학술논문

Mining the Highway-Rail Grade Crossing Crash Data: A Text Mining Approach
Document Type
Conference
Source
2019 18th IEEE International Conference On Machine Learning And Applications (ICMLA) Machine Learning And Applications (ICMLA), 2019 18th IEEE International Conference On. :1063-1068 Dec, 2019
Subject
Computing and Processing
Engineering Profession
Robotics and Control Systems
Signal Processing and Analysis
Computer crashes
Vehicle crash testing
Text mining
Safety
Automobiles
Road transportation
Feature extraction
Railroad safety, Highway-rail grade crossing, Text mining, Similarity, Random Forest, Logistic Regression
Language
Abstract
Railroad traffic safety is a major worldwide concern. Since 2000, there have been 48,083 crashes at highway-rail grade crossings in the US resulting in 6,103 fatalities, 18,851 injuries, and $302,065,336 cost of vehicle damages. Federal Railroad Administrator (FRA) seeks to improve safety and consolidate the grade crossing in risky areas. Towards the goal of better highway-rail cross safety, this paper aims to explore the reasons behind highway-rail crossing crashes by text mining within the narrative information in the crash data.
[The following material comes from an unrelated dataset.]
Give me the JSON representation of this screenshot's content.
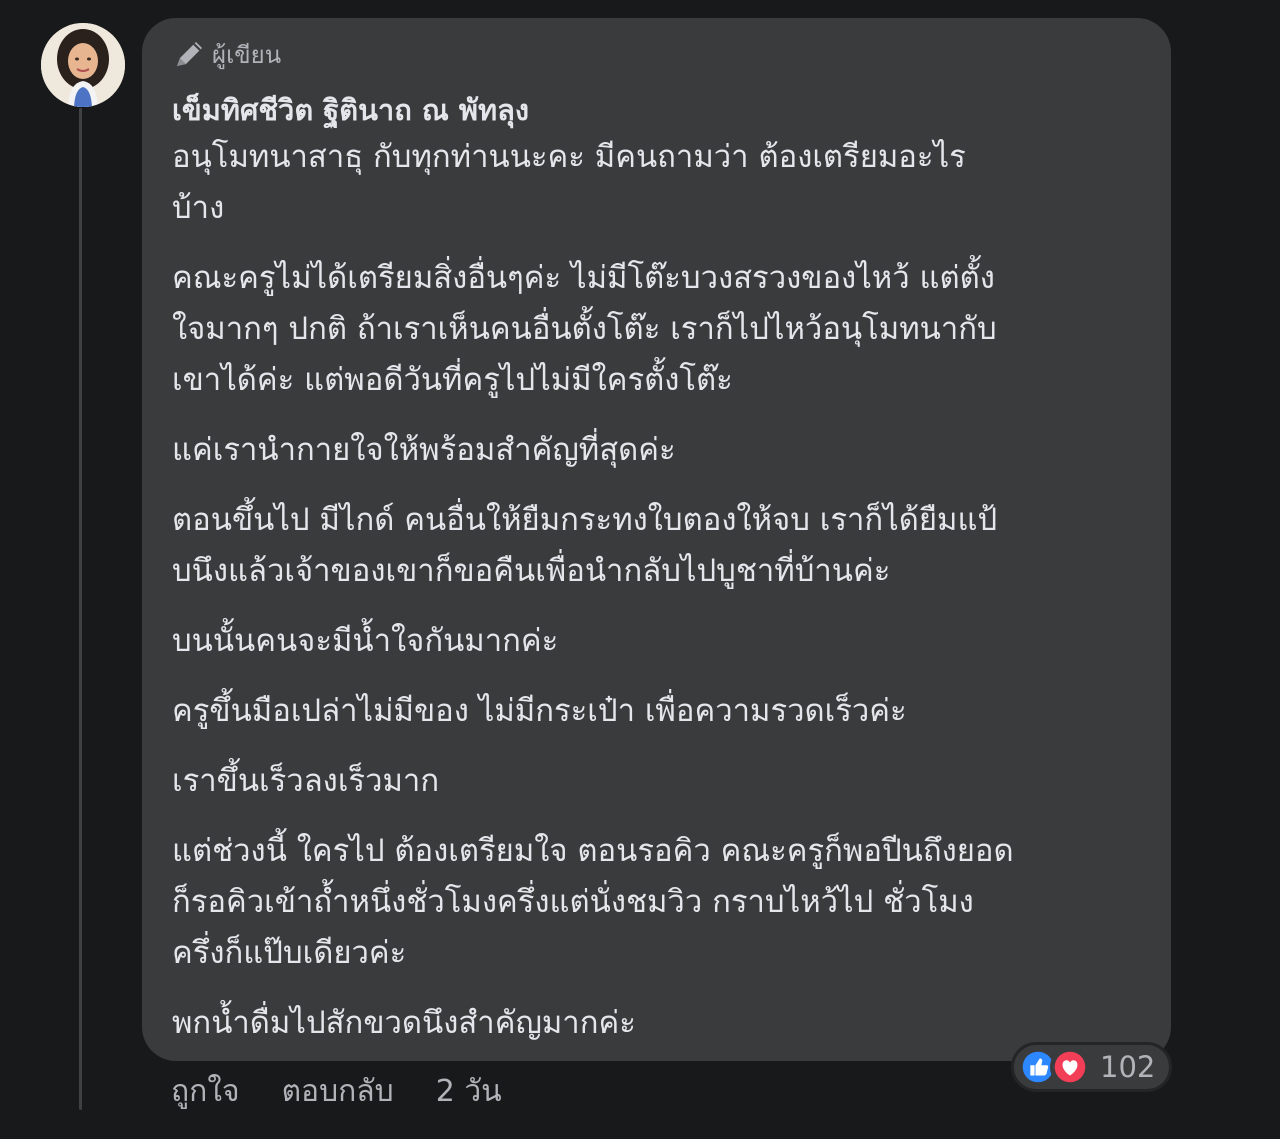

The similarity of the extracted crash reasons between the 50 states and Washington DC in the USA is also calculated to create a comprehensive document for Departments of Transportation (DOTs) and railroad agencies. Important features are extracted from the FRA crash data along with two new features (geographical region and weight of narrative crash data) to classify the type of train-vehicle crashes into "train struck car" and "car struck train". The weight of narrative field was calculated using text mining techniques. Random Forest and Logistic Regression machine learning algorithms have been applied to build prediction models for the classification task. Experimental results indicate an overall accuracy of 0.86 and 0.74 for the proposed Random Forest and Logistic Regression models respectively.